Рано или поздно на каждого писателя вываливаются потоки брани на две, три, пять тысяч слов, и это не укус, который мучает тебя три дня, это терзает всю жизнь. Теперь и Цукерману пришла очередь до самой смерти хранить в базе цитат о себе самую злобную рецензию, впечатавшуюся в память, как «Абу Бен Адхем» или «Аннабель Ли», — первые два стихотворения, которые пришлось выучить наизусть к урокам английского в средней школе, и настолько же бесполезную.

 

*  *  *

Статья Аппеля была опубликована в «Инквайери» в мае 1973 года, и тогда же в Цукермане вспыхнула ненависть. В октябре пять тысяч египетских и сирийских танков днем в Йом Кипур атаковали Израиль. Застигнутым врасплох израильтянам в тот раз понадобилось три недели, чтобы разгромить арабские армии и подойти к Дамаску и Каиру. Но после броска к победе израильтян ждало поражение: Совет безопасности, европейская пресса, даже конгресс США — все обвиняли Израиль в агрессии. И в отчаянных поисках союзников Милтон Аппель обратился к худшему из еврейских писателей с просьбой написать статью в поддержку еврейского государства.

Война Судного дня. Суэцкий канал. 7 октября 1973.

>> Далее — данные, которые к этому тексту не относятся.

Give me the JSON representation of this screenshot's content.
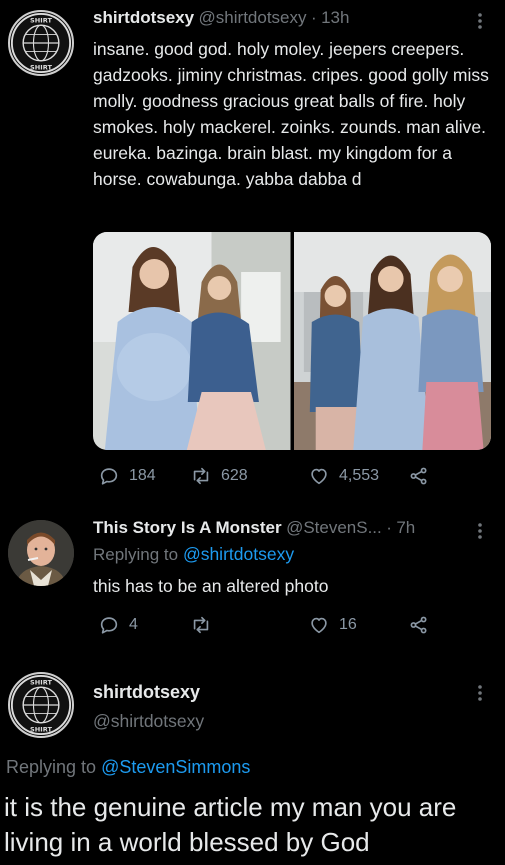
{
  "tweet1": {
    "display_name": "shirtdotsexy",
    "handle": "@shirtdotsexy",
    "separator": "·",
    "time": "13h",
    "text": "insane. good god. holy moley. jeepers creepers. gadzooks. jiminy christmas. cripes. good golly miss molly. goodness gracious great balls of fire.  holy smokes. holy mackerel. zoinks. zounds. man alive. eureka. bazinga. brain blast. my kingdom for a horse. cowabunga. yabba dabba d",
    "replies": "184",
    "retweets": "628",
    "likes": "4,553"
  },
  "tweet2": {
    "display_name": "This Story Is A Monster",
    "handle": "@StevenS...",
    "separator": "·",
    "time": "7h",
    "replying_prefix": "Replying to",
    "replying_to": "@shirtdotsexy",
    "text": "this has to be an altered photo",
    "replies": "4",
    "retweets": "",
    "likes": "16"
  },
  "tweet3": {
    "display_name": "shirtdotsexy",
    "handle": "@shirtdotsexy",
    "replying_prefix": "Replying to",
    "replying_to": "@StevenSimmons",
    "text": "it is the genuine article my man you are living in a world blessed by God"
  },
  "colors": {
    "background": "#000000",
    "text": "#e7e9ea",
    "muted": "#71767b",
    "link": "#1d9bf0"
  },
  "icons": [
    "reply-icon",
    "retweet-icon",
    "like-icon",
    "share-icon",
    "more-icon"
  ]
}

Обратился не напрямую, а через общего знакомого, Айвана Фелта, некогда работавшего ассистентом Аппеля в Университете Нью‑Йорка. Цукерман — он знал Фелта по колонии деятелей искусств в Квосее — за год до этого познакомил его со своим издателем, и на обложке первого романа Фелта, готовившегося к выходу, были слова благодарности Цукерману. Фелт писал о высокомерной и разрушительной злобе, которой были окрашены 1960‑е, о безудержной анархии и радостном распутстве, перевернувших жизни многих американцев, от которых этого нельзя было ожидать, в то время, когда Джонсон уничтожал Вьетнам на потребу СМИ. Книга получилась незрелая, как сам Фелт, и без присущего Фелту напора; Цукерман предполагал, что, если бы Айван Фелт дал в прозе волю своему нутру, забыл о половинчатой объективности и своем неожиданном почтении к высоким нравственным идеалам, он мог бы стать настоящим писателем, демоническим, язвительным, в духе Селина. Если не проза, так уж точно его письма, писал Цукерман Фелту, навеки войдут в анналы параноидальных текстов. Что касается его нахальной и безапелляционной самоуверенности и показного эгоизма, предстоит еще посмотреть, насколько они защитят его от грядущих — и сколько их еще предстоит — скандалов: Фелту было двадцать семь, его литературная карьера только начиналась.

 

Сиракьюс, 1 декабря 1973 года

Натан!

Посылаю ксерокопию отрывка из переписки между М. Аппелем и мной касательно НЦ. (Остальное — о вакансии в БУ, о которой я спрашивал его, а теперь и вас.) Десять дней назад, будучи в Бостоне, я зашел к нему на кафедру. Не получал от него ни слова несколько недель, с тех пор, как послал ему гранки. Он сообщил мне, что прочитал одну главу, но «не действует» на него «подобный сорт юмора». Что я только пытаюсь лишить «престижа» все, чего я боюсь. Я спросил, что в этом плохого, но его это не интересует, моя книга его не впечатлила, художественная литература его не занимает. Равно как и враги Израиля. «Они с радостью всех нас поубивают», — сказал он. Я ответил, что так я смотрю на все. Когда я сказал об Израиле: «Это всех беспокоит», он решил, что я выбрал себе выигрышную роль — принял все за лицедейство. Так что я выжал тираду о вас. Он сказал, мне стоило написать в журнал, если я хотел поспорить. У него нет ни сил, ни желания — «Меня сейчас другое заботит». Уходя, я добавил, что единственный еврей, которого беспокоит Израиль, это вы. Отрывок письма касается этой финальной ремарки. Цивилизованный мир понимает, как знаменитые параноики кинутся на это отвечать. Жажду узнать, какой отклик приглашение очистить свою совесть найдет в такой любящей душе, как ваша.

Ваш общественный туалет,

А.Ф.

 

«Подавленный гнев сам себя питает», — в этом, считал молодой доктор Фелт, корень несчастий Цукермана. Когда год назад он узнал, что Цукерман неделю пролежал в больнице, он звонил из Сиракьюса узнать, что стряслось, и в следующий приезд в Нью‑Йорк зашел его проведать. В коридоре, не сняв ветровки с капюшоном, он взял товарища за руки — за руки, слабевшие день ото дня, и полушутя вынес свой вердикт.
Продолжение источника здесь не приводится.